《花季5030》中的每一首花卉诗不只穿插图像,还细腻地注明每一个花种的学名、英文名称、别名和花语,展示诗人对岛国花卉的真情实感。……堪称新加坡一本“花的诗谱,诗的花谱”。
《花季5030》是夏心写诗近40年来所出版第一本诗集,诗集第一辑所收录的50首描绘岛国50种花卉的诗作,呈现出新加坡作为一个花园城市的纷呈花姿,是自2003年石君的散文诗集《花如解语总是情》(55篇)出版以来,新加坡另一本以花卉为主体描述对象的生态书写。除了卓锦万黛兰、炮弹树、郁金香、九重葛、鸡蛋花、绣球花、水梅、夹竹桃、含羞草、向日葵和莲花这11个花种同时出现在这两本书之外,《花季5030》所咏叹的其余39种花卉皆不曾出现在《花如解语总是情》中,两本生态书写一为散文诗,一为诗歌,韵味各异,构筑成花园城市的“诗的百花博物馆”。
生态书写的人文情怀
文学创作的文化特征贵在人文情怀,《花季5030》亦不例外。在夏心的诗笔下,《雨树》是献给新加坡建国总理李光耀的悼亡诗:“从年轻站岗/到老,每一条街每一道巷/都有你的身影,从当年/茁壮如铁汉,到今日苍苍老去/半个世纪,花开如昔/依然绿化你热爱的土地”。
雨树是岛国常见的花种,在此诗中,它化身为守护新加坡的象征,诗人巧妙地把雨树的“国树”形象与李光耀的“国父”形象结合在一起,在拟人化的笔法中,带出了一代伟人半世纪守卫新加坡的高大精神品质。
向日葵与远古希腊神话有一段渊源,在《向日葵》一诗中,夏心把这个由希腊女神幻化而来的花种形象加以本土化,定位为岛国的迎宾花卉:“没有宝典,只有葵花/守着小小花园/你们拥抱园外的世界/以最阳光的笑脸/迎宾,像机场的五百弟兄/站岗,在国家的门庭”。
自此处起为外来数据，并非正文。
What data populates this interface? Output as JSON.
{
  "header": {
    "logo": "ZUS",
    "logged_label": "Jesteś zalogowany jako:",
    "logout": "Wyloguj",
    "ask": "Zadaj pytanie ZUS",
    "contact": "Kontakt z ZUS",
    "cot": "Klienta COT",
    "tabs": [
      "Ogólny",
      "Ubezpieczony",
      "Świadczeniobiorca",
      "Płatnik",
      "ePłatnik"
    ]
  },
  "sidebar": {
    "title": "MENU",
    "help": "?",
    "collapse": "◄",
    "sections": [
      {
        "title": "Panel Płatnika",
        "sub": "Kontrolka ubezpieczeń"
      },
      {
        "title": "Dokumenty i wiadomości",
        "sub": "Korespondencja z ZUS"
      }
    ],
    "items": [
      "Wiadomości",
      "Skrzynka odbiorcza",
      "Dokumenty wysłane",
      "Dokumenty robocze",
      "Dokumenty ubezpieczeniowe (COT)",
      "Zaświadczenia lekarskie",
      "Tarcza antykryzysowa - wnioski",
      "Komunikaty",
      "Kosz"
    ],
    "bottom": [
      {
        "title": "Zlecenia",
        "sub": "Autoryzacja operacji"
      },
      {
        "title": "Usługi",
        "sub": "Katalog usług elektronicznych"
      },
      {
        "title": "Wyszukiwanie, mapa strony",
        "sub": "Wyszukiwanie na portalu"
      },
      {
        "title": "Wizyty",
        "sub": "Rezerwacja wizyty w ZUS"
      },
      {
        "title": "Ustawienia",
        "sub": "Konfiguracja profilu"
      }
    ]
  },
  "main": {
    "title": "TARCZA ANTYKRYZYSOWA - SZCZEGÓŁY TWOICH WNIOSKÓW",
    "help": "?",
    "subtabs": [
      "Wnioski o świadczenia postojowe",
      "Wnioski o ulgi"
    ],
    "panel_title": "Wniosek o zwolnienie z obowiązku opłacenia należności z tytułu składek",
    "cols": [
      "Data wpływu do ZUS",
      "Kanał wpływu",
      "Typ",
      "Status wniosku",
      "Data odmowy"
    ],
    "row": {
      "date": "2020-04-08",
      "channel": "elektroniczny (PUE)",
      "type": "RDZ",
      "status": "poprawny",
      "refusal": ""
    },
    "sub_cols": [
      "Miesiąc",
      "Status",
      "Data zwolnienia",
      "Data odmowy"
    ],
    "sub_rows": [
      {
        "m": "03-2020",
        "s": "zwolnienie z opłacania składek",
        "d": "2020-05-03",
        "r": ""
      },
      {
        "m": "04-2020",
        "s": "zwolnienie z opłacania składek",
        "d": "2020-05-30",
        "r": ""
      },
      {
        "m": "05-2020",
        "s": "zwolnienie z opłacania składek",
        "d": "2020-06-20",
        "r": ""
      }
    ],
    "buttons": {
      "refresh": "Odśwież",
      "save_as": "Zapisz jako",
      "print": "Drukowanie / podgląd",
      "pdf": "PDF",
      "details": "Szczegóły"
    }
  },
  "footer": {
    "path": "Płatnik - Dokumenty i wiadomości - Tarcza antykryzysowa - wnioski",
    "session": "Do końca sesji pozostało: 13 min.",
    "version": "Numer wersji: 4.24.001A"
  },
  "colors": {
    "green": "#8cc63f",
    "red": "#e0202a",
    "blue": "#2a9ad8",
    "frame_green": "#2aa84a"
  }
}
连同“守护一方的母亲”的《青龙木》,诗集中的“守护花卉”就有三种了:“坚韧的质感,有一腔殷红的血/绿荫常开,花期只有短短一天/却开得满树黄灿灿/结子,也是片片如鳞的风景/不论花开花落,不计阴晴寒暑/你都是守护一方的母亲”。诗人这种充满感恩的心态,凸现了诗集的人文情怀特色。
岛国也有牡丹花
如果说石君的《花如解语总是情》中的花卉绝大部分是以岛国的花种下笔,那么,夏心的《花季5030》第一辑则是清一色的新加坡花种,而其中一种花卉,是大部分读者应该意想不到的“野牡丹”。众所周知,牡丹花是盛开于洛阳的中国国花,因武则天之故而带有浓厚的神话色彩。很难想象牡丹花会开在四季是夏的赤道岛国,因着《野牡丹》一诗,新加坡也弥漫着国色天香的氤氲气息:“野牡丹是儿时的记忆/早在有NS之前/我们就在泥沙堆中操练/我们自制的木枪/而子弹,就是你结的/累累果实”。新加坡在建国后的第二年(1967年)就实施国民服役制度(National Service,简称NS),诗人是生于1954年的土生土长新加坡人,野牡丹陪伴他度过了美好的童年岁月,《野牡丹》也同时唤起了立国之初国人筚路蓝缕的集体记忆。
而与夏心儿时记忆联系在一起的何止野牡丹?当他看到炮竹花时,童年逢年过年时的声响与颜色一并涌上心头,且读《炮竹花》一诗:“那些年,大人们燃放连串大龙贡/斗长斗响,我们/玩的是散装小花炮/一手持香一手扔/声声都是/我们的童年”。诗集的本土色彩,再一次透过诗人的儿时印象呈现出来。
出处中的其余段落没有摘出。